Friday, June 10 2022

Mortgage financier Housing Development and Finance Corporation (HDFC) on Sunday raised its retail prime rate (RPLR), on which its adjustable-rate home loans are benchmarked, by 5 basis points, effective May 1, 2022.

This comes after many major banks, including the State Bank of India (SBI), raised their marginal cost of funds-based lending rate (MCLR) by 5 to 10 basis points last month.

As a result, HDFC’s adjustable rate home loans for customers with a credit score above 750 will now be 6.75% from 6.70% previously.

For loans of up to Rs 30 lakh, customers would be charged an interest rate of 6.85%. Loans between Rs 30 and Rs 75 lakh will have an interest rate of 7.10, and those above Rs 75 lakh will have an interest rate of 7.20%. For customers in all segments, the interest rate is 5 basis points lower.

The adjustable rate mortgage (ARHL) is also called a floating rate loan or a variable rate loan. The interest rate of an ARHL is linked to HDFC’s reference rate, i.e. the RPLR, and any movement of HDFC’s RPLR may cause the applicable interest rates to change.

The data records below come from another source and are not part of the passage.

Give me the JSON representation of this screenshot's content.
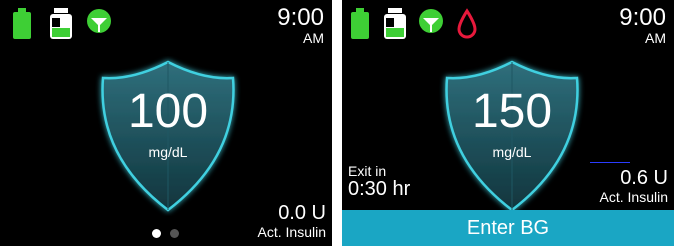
{
  "colors": {
    "battery": "#3ecf35",
    "insulin_cart": "#3ecf35",
    "signal": "#3ecf35",
    "drop_alert": "#e8193c",
    "shield_glow": "#3fd0e0",
    "button": "#1aa6c4"
  },
  "left_screen": {
    "status_icons": [
      "battery-icon",
      "insulin-cartridge-icon",
      "signal-icon"
    ],
    "time": "9:00",
    "ampm": "AM",
    "bg_value": "100",
    "bg_unit": "mg/dL",
    "insulin_value": "0.0 U",
    "insulin_label": "Act. Insulin",
    "page_dots": 2,
    "active_dot": 0
  },
  "right_screen": {
    "status_icons": [
      "battery-icon",
      "insulin-cartridge-icon",
      "signal-icon",
      "blood-drop-icon"
    ],
    "time": "9:00",
    "ampm": "AM",
    "bg_value": "150",
    "bg_unit": "mg/dL",
    "exit_label": "Exit in",
    "exit_value": "0:30 hr",
    "insulin_value": "0.6 U",
    "insulin_label": "Act. Insulin",
    "button_label": "Enter BG"
  }
}
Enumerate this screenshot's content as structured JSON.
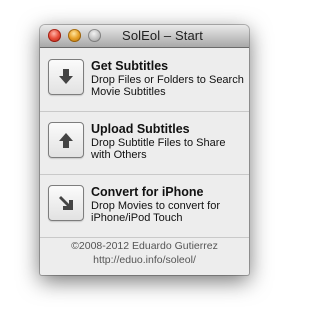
{
  "window": {
    "title": "SolEol – Start"
  },
  "actions": [
    {
      "title": "Get Subtitles",
      "description": "Drop Files or Folders to Search Movie Subtitles",
      "icon": "arrow-down-icon"
    },
    {
      "title": "Upload Subtitles",
      "description": "Drop Subtitle Files to Share with Others",
      "icon": "arrow-up-icon"
    },
    {
      "title": "Convert for iPhone",
      "description": "Drop Movies to convert for iPhone/iPod Touch",
      "icon": "arrow-diagonal-icon"
    }
  ],
  "footer": {
    "copyright": "©2008-2012 Eduardo Gutierrez",
    "url": "http://eduo.info/soleol/"
  }
}
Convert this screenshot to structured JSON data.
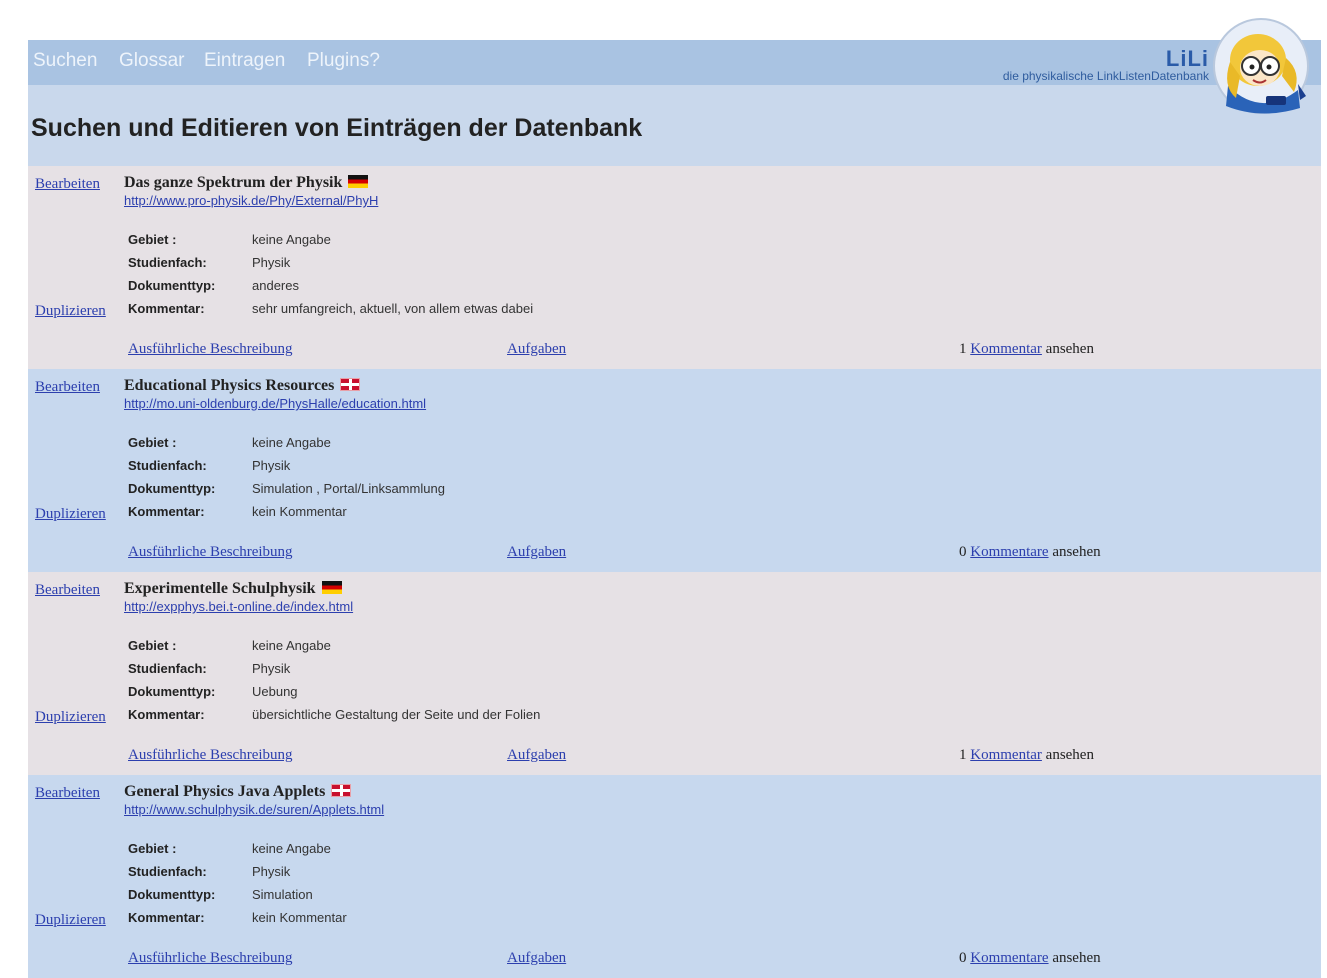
{
  "nav": {
    "items": [
      "Suchen",
      "Glossar",
      "Eintragen",
      "Plugins?"
    ]
  },
  "brand": {
    "name": "LiLi",
    "subtitle": "die physikalische LinkListenDatenbank"
  },
  "page": {
    "title": "Suchen und Editieren von Einträgen der Datenbank"
  },
  "labels": {
    "edit": "Bearbeiten",
    "duplicate": "Duplizieren",
    "gebiet": "Gebiet :",
    "studienfach": "Studienfach:",
    "dokumenttyp": "Dokumenttyp:",
    "kommentar": "Kommentar:",
    "detail": "Ausführliche Beschreibung",
    "tasks": "Aufgaben",
    "view": "ansehen"
  },
  "entries": [
    {
      "title": "Das ganze Spektrum der Physik",
      "lang": "de",
      "url": "http://www.pro-physik.de/Phy/External/PhyH",
      "gebiet": "keine Angabe",
      "studienfach": "Physik",
      "dokumenttyp": "anderes",
      "kommentar": "sehr umfangreich, aktuell, von allem etwas dabei",
      "comment_count": "1",
      "comment_word": "Kommentar"
    },
    {
      "title": "Educational Physics Resources",
      "lang": "en",
      "url": "http://mo.uni-oldenburg.de/PhysHalle/education.html",
      "gebiet": "keine Angabe",
      "studienfach": "Physik",
      "dokumenttyp": "Simulation , Portal/Linksammlung",
      "kommentar": "kein Kommentar",
      "comment_count": "0",
      "comment_word": "Kommentare"
    },
    {
      "title": "Experimentelle Schulphysik",
      "lang": "de",
      "url": "http://expphys.bei.t-online.de/index.html",
      "gebiet": "keine Angabe",
      "studienfach": "Physik",
      "dokumenttyp": "Uebung",
      "kommentar": "übersichtliche Gestaltung der Seite und der Folien",
      "comment_count": "1",
      "comment_word": "Kommentar"
    },
    {
      "title": "General Physics Java Applets",
      "lang": "en",
      "url": "http://www.schulphysik.de/suren/Applets.html",
      "gebiet": "keine Angabe",
      "studienfach": "Physik",
      "dokumenttyp": "Simulation",
      "kommentar": "kein Kommentar",
      "comment_count": "0",
      "comment_word": "Kommentare"
    }
  ],
  "colors": {
    "nav_bg": "#a9c3e2",
    "frame_bg": "#c9d8ec",
    "row_odd": "#e6e1e5",
    "row_even": "#c7d8ee",
    "link": "#2c3fae"
  }
}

Last month, SBI increased its MCLR by 10 basis points, effective April 15, across all durations (100 basis points = 1 percentage point). The one-year MCLR was revised to 7.1%, while the two- and three-year MCLRs were increased to 7.3% and 7.4%, respectively.

The MCLR is a reference interest rate, which is the minimum rate at which banks are authorized to lend. Most loans are tied to the one-year MCLR.

In addition, Axis Bank, the third largest private sector lender in the country, and Kotak Mahindra Bank increased their MCLR by 5 basis points while Kotak Mahindra Bank increased their one-year MCLR by 5 basis points to 7.4%, from April 16. Bank of Baroda, the public sector lender, also raised its MCLR by 5 basis points, effective April 12.

The increase in lending rates comes after the Reserve Bank of India’s hawkish stance at the recently concluded monetary policy meeting last month, when it focused on tackling inflation rather than curbing inflation. growth support.

Due to the ultra-loose monetary policy stance and excess liquidity in the system over the past two years, interest rates are at historic lows with many lenders offering mortgages as well. lower than 6.5%.